All of that extremely lengthy preamble brings me to my point, though, which is this: in these days when we can put a man on the moon and work out the most complex hire purchase agreements it really ought to be obligatory for cars to display a bit more helpful diagnostic information in the event of the computer detecting a problem - at the very least the diagnostic fault code (or codes), but preferably a bit of explanatory text as well.
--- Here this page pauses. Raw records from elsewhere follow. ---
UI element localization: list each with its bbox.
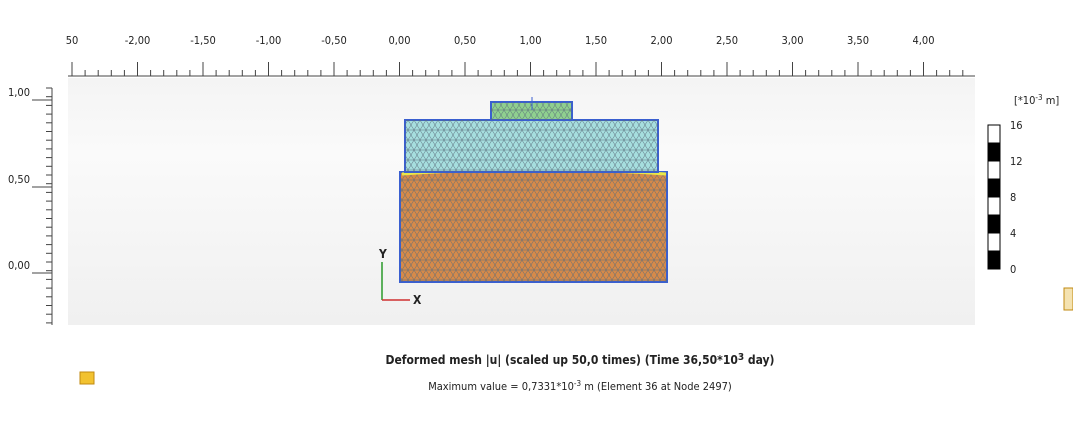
caption-exp: 3	[738, 352, 744, 363]
embankment-mesh	[405, 120, 658, 172]
max-base: Maximum value = 0,7331*10	[428, 380, 574, 393]
side-icon[interactable]	[1063, 287, 1073, 311]
x-ruler-label: 3,00	[781, 34, 803, 47]
unit-base: [*10	[1014, 94, 1035, 107]
y-axis-label: Y	[378, 247, 387, 261]
x-ruler-label: 4,00	[912, 34, 934, 47]
legend-segment	[987, 142, 1001, 162]
x-ruler-label: 1,50	[585, 34, 607, 47]
max-rest: m (Element 36 at Node 2497)	[581, 380, 732, 393]
caption-rest: day)	[744, 353, 774, 367]
legend-segment	[987, 250, 1001, 270]
caption-base: Deformed mesh |u| (scaled up 50,0 times)…	[385, 353, 737, 367]
unit-exp: -3	[1035, 93, 1042, 102]
x-ruler-label: 1,00	[519, 34, 541, 47]
legend-label: 16	[1010, 119, 1023, 132]
axis-icon: Y X	[378, 247, 422, 307]
legend-segment	[987, 160, 1001, 180]
y-ruler-label: 1,00	[8, 86, 30, 99]
x-ruler-label: 0,00	[388, 34, 410, 47]
caption: Deformed mesh |u| (scaled up 50,0 times)…	[385, 352, 774, 367]
legend-segment	[987, 178, 1001, 198]
legend-unit: [*10-3 m]	[1014, 93, 1059, 107]
x-ruler-label: -0,50	[321, 34, 347, 47]
maximum-value: Maximum value = 0,7331*10-3 m (Element 3…	[428, 379, 732, 393]
max-exp: -3	[574, 379, 581, 388]
legend-label: 0	[1010, 263, 1016, 276]
model	[399, 97, 668, 283]
y-ruler-label: 0,50	[8, 173, 30, 186]
x-ruler-label: 3,50	[847, 34, 869, 47]
legend-segment	[987, 124, 1001, 144]
unit-rest: m]	[1043, 94, 1060, 107]
legend-segment	[987, 196, 1001, 216]
x-ruler-label: 50	[66, 34, 79, 47]
legend-segment	[987, 232, 1001, 252]
footing-mesh	[491, 102, 572, 120]
legend-label: 8	[1010, 191, 1016, 204]
legend-segment	[987, 214, 1001, 234]
x-ruler-label: 0,50	[454, 34, 476, 47]
x-ruler-label: -1,00	[256, 34, 282, 47]
legend-label: 12	[1010, 155, 1023, 168]
x-ruler-label: 2,00	[650, 34, 672, 47]
x-ruler-label: 2,50	[716, 34, 738, 47]
legend-label: 4	[1010, 227, 1016, 240]
x-ruler-label: -2,00	[125, 34, 151, 47]
y-ruler-label: 0,00	[8, 259, 30, 272]
x-ruler-label: -1,50	[190, 34, 216, 47]
soil-mesh	[400, 172, 667, 282]
x-axis-label: X	[413, 293, 422, 307]
status-icon[interactable]	[79, 371, 95, 385]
I'm delighted that we've come as far as having an international standard for the codes, but there's absolutely no reason why the engine computer, having detected and logged a fault, should then say to you: something's wro-ong! but, hey, I'm not going to tell you what it is, because IT'S A SECRET, HAHAHAHAHAHAHA! As an aside, the only general rule I've been able to glean off the internet is that, in the absence of an indication of what the fault code is, in general a flashing engine management light is more serious than a constant one.
The good people at American motoring website Jalopnik have decided that they agree with me, and, additionally, that they're mad as hell and they're not going to take it any more. As one of the commenters very eloquently puts it:
you need to have some way of differentiating "screw the gas cap back in, idiot" from "pull the hell over: impending fiery death"So in addition to a couple of pithy articles on the subject they've created an actual White House petition to get some form of automatic decoded OBD display mandated on all new cars. The petition seems to be inaccessible now, though - you just get redirected to the petitions home page instead. So I expect that means it'll be getting passed into law any day now, or something.